Un premier musulman se présente pour le parti CSU

Le premier musulman à représenter la CSU, Ozan Iyibas
Photo: Christof Stache Agence France-Presse Le premier musulman à représenter la CSU, Ozan Iyibas

Barbe taillée au millimètre, sourire inaltérable, Ozan Iyibas a tout de l’homme politique en campagne. À un détail près : il est le premier musulman à représenter la CSU, puissant parti chrétien et conservateur de Bavière.

« Je ne vois aucune contradiction dans ce choix », annonce d’emblée le candidat de 37 ans, calé dans un fauteuil avec sa tasse de thé, peu avant le premier tour des municipales de 15 mars dans sa ville de Neufahrn.

Peu importe si, voilà deux ans, le ministre-président CSU de Bavière, Markus Söder, annonçait son intention d’orner de croix catholiques tous les lieux publics de la région, pour honorer son « héritage culturel ».

« Les valeurs de ma religion sont très proches de celles des chrétiens », affirme M. Iyibas, d’origine turque et de foi alévite, une branche sécularisée de l’islam.

Difficile adaptation

À Wallerstein, village de l’ouest de la Bavière, les militants locaux ont pourtant refusé la désignation d’un autre candidat musulman, Sener Sahin. Ils ont préféré ne présenter personne aux municipales.

« Il ne s’agissait pas de moi, mais de ma foi.

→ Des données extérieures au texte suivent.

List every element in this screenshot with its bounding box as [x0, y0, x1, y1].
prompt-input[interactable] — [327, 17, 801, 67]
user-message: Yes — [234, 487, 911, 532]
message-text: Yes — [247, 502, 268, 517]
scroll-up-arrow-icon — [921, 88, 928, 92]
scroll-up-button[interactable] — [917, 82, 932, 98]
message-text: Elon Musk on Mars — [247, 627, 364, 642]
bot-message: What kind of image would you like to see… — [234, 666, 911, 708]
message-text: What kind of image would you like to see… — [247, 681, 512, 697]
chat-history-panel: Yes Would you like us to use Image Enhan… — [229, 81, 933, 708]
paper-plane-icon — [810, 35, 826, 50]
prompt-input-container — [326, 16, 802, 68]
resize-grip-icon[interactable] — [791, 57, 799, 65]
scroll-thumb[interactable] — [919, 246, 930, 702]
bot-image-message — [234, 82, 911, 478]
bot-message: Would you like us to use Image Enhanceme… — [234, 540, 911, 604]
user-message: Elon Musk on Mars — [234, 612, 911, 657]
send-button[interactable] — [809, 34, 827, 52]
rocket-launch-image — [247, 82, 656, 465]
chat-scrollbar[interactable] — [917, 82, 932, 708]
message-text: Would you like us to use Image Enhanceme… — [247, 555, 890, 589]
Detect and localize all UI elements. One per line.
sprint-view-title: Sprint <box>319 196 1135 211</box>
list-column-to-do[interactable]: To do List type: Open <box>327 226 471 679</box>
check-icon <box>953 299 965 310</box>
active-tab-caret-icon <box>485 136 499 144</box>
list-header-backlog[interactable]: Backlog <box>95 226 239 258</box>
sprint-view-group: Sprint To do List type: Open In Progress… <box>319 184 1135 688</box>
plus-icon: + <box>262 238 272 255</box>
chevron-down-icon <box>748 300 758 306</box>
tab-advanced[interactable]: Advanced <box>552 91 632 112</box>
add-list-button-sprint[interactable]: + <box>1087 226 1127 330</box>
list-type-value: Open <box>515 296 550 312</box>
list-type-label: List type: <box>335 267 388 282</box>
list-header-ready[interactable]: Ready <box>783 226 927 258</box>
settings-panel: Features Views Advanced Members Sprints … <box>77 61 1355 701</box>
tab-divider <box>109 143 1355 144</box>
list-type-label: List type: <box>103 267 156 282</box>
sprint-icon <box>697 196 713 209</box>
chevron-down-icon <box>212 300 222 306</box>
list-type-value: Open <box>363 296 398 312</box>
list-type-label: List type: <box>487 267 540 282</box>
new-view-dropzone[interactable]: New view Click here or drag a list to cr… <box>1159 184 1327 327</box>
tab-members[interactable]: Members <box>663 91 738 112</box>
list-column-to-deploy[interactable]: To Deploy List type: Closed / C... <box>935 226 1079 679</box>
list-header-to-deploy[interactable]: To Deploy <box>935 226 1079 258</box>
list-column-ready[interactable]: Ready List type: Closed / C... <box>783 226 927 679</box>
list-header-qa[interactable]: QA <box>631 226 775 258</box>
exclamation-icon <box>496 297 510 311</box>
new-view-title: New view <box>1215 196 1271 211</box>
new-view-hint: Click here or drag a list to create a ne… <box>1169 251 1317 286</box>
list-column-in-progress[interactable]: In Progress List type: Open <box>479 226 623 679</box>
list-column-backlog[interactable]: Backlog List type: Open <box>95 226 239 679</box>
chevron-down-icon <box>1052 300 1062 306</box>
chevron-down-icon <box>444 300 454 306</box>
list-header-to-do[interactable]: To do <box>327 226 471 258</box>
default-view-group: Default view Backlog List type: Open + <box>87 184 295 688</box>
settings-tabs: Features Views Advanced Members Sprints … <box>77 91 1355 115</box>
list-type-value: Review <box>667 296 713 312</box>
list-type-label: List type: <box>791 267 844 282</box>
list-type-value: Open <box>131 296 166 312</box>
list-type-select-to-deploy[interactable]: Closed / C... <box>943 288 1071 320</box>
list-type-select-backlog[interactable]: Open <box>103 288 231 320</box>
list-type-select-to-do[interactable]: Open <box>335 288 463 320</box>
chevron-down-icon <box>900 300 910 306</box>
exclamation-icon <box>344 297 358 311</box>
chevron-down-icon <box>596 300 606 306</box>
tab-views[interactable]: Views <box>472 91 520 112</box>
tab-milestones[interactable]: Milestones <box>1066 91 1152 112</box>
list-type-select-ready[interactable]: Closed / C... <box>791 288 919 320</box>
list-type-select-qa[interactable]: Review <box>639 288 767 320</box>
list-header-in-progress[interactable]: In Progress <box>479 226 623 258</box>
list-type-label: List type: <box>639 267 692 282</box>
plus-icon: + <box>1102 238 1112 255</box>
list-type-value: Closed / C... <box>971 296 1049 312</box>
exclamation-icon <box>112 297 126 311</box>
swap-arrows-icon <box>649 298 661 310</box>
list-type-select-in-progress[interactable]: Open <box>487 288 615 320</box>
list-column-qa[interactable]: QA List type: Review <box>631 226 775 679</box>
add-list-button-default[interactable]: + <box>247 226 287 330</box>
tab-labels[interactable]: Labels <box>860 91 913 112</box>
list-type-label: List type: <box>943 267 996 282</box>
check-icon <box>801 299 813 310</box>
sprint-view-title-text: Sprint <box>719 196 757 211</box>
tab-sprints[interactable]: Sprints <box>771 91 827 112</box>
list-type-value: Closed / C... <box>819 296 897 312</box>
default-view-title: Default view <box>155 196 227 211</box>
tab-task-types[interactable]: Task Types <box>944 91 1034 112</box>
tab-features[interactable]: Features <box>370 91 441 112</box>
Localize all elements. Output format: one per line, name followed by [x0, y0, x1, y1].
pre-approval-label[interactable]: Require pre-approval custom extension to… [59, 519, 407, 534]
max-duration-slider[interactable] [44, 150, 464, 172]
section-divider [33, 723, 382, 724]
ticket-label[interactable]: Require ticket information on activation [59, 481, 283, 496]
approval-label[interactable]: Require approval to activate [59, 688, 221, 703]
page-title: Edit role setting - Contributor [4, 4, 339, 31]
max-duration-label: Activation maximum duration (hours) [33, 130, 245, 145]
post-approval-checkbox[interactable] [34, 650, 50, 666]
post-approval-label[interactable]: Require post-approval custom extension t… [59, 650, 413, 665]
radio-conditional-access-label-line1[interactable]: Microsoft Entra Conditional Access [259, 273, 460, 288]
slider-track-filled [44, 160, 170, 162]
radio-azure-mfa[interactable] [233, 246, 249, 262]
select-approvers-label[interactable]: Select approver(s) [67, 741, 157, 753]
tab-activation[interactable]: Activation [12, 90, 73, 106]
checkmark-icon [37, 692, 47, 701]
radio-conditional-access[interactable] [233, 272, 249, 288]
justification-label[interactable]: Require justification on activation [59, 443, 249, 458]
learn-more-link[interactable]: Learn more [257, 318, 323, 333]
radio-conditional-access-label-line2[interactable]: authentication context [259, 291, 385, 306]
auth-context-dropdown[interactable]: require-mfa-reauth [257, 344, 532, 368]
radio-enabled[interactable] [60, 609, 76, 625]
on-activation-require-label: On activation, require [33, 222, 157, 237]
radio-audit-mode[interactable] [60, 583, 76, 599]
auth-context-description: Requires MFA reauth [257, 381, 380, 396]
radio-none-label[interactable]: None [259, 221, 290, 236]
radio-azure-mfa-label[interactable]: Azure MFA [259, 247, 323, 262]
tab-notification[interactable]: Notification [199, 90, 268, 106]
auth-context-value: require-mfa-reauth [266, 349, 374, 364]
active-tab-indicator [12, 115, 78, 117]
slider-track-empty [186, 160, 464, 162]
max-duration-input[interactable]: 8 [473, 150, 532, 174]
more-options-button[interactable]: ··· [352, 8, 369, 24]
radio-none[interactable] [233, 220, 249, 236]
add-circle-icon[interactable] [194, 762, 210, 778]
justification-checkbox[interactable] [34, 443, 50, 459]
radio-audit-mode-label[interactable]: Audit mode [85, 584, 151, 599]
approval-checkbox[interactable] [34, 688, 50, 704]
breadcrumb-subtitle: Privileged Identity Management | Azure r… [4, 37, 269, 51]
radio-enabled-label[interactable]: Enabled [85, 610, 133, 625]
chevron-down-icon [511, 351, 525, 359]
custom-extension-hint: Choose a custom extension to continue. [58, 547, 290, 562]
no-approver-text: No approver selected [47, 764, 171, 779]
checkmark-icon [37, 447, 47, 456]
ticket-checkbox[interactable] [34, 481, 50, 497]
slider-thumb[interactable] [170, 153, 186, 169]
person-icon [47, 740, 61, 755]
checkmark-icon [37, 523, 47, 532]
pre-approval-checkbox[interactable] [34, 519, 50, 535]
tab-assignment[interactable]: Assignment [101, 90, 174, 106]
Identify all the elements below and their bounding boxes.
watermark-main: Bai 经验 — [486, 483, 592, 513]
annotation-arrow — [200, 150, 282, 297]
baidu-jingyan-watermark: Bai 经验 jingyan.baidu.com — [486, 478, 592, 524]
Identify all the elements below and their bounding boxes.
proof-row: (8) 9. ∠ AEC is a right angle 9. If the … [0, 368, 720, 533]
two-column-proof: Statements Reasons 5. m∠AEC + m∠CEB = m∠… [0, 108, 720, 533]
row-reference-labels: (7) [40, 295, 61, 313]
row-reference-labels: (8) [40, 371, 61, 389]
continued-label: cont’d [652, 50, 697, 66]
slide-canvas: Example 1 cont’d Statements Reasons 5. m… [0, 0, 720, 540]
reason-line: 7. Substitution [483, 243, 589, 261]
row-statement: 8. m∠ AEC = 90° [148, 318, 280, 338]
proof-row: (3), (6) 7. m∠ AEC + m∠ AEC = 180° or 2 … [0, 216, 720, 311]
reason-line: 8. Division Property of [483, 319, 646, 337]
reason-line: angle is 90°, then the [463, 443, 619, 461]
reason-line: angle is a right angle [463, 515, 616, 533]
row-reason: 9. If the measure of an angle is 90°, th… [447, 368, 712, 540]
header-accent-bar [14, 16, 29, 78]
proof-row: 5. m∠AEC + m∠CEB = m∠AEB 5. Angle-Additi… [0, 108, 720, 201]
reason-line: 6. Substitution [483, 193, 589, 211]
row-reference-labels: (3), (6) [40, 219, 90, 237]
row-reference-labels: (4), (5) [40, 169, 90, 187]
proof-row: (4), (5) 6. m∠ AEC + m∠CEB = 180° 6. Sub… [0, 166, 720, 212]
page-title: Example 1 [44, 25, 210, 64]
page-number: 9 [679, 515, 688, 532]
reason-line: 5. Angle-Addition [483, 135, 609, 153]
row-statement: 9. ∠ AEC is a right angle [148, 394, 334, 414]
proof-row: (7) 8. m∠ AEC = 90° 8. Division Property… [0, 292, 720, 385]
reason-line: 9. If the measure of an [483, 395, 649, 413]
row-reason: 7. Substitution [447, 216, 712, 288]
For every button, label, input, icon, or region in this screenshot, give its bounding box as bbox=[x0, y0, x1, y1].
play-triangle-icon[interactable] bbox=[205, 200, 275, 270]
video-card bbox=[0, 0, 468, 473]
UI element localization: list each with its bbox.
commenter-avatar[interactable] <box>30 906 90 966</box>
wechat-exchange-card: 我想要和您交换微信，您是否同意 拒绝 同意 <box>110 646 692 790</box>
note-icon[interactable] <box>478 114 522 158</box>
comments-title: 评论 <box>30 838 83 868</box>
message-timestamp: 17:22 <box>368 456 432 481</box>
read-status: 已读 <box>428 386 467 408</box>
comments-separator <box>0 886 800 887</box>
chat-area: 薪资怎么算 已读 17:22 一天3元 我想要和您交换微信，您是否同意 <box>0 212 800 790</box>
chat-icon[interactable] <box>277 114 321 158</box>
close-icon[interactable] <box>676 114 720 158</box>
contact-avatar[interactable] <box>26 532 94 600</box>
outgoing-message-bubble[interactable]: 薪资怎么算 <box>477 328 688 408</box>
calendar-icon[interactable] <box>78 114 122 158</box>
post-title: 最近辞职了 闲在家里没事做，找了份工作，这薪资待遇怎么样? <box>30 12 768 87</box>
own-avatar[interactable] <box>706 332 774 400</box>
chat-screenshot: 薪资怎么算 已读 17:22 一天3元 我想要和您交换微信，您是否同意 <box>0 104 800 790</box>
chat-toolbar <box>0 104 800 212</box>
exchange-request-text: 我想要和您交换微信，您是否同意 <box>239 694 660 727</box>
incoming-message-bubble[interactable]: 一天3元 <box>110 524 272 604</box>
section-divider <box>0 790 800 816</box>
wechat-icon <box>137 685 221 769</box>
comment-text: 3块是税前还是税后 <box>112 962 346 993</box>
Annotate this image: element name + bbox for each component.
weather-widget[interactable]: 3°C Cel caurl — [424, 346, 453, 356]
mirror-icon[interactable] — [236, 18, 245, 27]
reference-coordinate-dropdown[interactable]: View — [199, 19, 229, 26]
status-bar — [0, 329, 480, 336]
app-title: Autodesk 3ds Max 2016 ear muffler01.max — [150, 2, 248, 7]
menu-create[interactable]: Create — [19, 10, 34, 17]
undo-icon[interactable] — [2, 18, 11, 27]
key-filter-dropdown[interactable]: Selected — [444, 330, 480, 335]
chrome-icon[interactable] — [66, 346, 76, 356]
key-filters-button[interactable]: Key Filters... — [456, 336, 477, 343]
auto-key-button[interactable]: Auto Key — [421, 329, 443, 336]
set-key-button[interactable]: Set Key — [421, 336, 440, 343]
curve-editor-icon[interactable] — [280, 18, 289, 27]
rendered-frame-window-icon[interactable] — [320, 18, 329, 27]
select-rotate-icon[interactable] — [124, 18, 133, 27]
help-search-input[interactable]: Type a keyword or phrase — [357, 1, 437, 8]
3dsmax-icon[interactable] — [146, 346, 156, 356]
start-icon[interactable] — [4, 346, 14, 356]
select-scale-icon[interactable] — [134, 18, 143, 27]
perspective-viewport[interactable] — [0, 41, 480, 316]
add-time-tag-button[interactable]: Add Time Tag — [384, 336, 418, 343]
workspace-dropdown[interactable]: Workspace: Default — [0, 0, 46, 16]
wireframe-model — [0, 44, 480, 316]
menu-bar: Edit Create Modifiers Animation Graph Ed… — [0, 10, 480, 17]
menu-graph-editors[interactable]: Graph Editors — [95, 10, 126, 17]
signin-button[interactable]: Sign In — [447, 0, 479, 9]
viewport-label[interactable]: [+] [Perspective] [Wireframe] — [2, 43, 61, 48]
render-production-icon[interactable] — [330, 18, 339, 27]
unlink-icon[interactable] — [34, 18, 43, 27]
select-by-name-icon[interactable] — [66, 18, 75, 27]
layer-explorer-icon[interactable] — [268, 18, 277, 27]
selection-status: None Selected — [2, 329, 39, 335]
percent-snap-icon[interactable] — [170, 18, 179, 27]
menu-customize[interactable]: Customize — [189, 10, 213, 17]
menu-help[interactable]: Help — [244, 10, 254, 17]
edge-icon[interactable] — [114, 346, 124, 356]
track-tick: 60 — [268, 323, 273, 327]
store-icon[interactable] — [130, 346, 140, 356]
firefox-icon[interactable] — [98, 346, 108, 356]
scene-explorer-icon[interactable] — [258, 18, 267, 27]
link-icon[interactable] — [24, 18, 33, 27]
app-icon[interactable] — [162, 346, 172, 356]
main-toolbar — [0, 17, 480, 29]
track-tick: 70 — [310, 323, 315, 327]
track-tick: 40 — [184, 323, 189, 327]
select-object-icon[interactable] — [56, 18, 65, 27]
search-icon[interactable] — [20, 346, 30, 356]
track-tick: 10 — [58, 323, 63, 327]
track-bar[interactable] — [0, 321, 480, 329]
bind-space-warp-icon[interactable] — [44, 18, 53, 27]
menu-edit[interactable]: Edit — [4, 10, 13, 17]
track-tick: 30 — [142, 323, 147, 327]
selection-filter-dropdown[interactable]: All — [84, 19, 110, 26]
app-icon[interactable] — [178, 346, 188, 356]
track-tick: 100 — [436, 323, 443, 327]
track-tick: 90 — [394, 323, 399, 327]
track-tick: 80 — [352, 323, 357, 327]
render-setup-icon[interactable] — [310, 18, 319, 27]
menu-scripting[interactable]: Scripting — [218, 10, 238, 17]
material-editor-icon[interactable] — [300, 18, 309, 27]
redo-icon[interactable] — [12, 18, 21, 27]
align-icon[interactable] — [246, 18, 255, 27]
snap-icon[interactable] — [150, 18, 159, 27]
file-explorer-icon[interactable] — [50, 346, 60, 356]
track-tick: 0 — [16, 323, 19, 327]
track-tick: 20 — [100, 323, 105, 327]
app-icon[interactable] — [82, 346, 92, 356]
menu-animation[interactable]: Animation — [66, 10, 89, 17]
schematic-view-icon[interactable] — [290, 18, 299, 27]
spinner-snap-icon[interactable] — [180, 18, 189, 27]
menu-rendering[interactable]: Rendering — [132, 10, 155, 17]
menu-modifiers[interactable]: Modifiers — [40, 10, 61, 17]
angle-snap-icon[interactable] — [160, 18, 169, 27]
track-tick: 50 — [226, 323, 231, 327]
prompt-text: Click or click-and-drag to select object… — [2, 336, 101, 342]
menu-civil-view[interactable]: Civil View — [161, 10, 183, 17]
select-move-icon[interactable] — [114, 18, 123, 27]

Par exemple, l’un des arguments a été que le “C” de CSU et le fait que je sois musulman n’allaient pas ensemble », a confié Sener Sahin au quotidien Süddeutsche Zeitung.

Les dirigeants du parti ont bien tenté d’intervenir en sa faveur, mais la base n’a pas cédé, alors même que M. Sahin, entrepreneur couronné de succès, était à la fois joueur et entraîneur de l’équipe de football locale.

La CSU, parti frère des chrétiens-démocrates d’Angela Merkel présent uniquement en Bavière, a dominé la vie publique bavaroise depuis la Seconde Guerre mondiale, mais voit sa base électorale s’éroder.

Avec 37 % lors des dernières régionales de 2018, la formation a enregistré son plus mauvais score depuis 1954, prise en étau entre la poussée du parti d’extrême droite AfD et celle des Verts.

Le parti cherche donc à se renouveler et s’appuie sur M. Iyibas, consultant pour start-up à la parole facile, pour ravir le siège de maire à l’élu écologiste sortant, Franz Heilmeier.

Dans les rues de Neufahrn, paisible ville de 20 000 habitants en banlieue de Munich où il a grandi, Ozan Iyibas semble connaître à peu près tout le monde. Avec les gens qu’il croise, il parle économie locale, transports en commun et environnement plutôt que religion.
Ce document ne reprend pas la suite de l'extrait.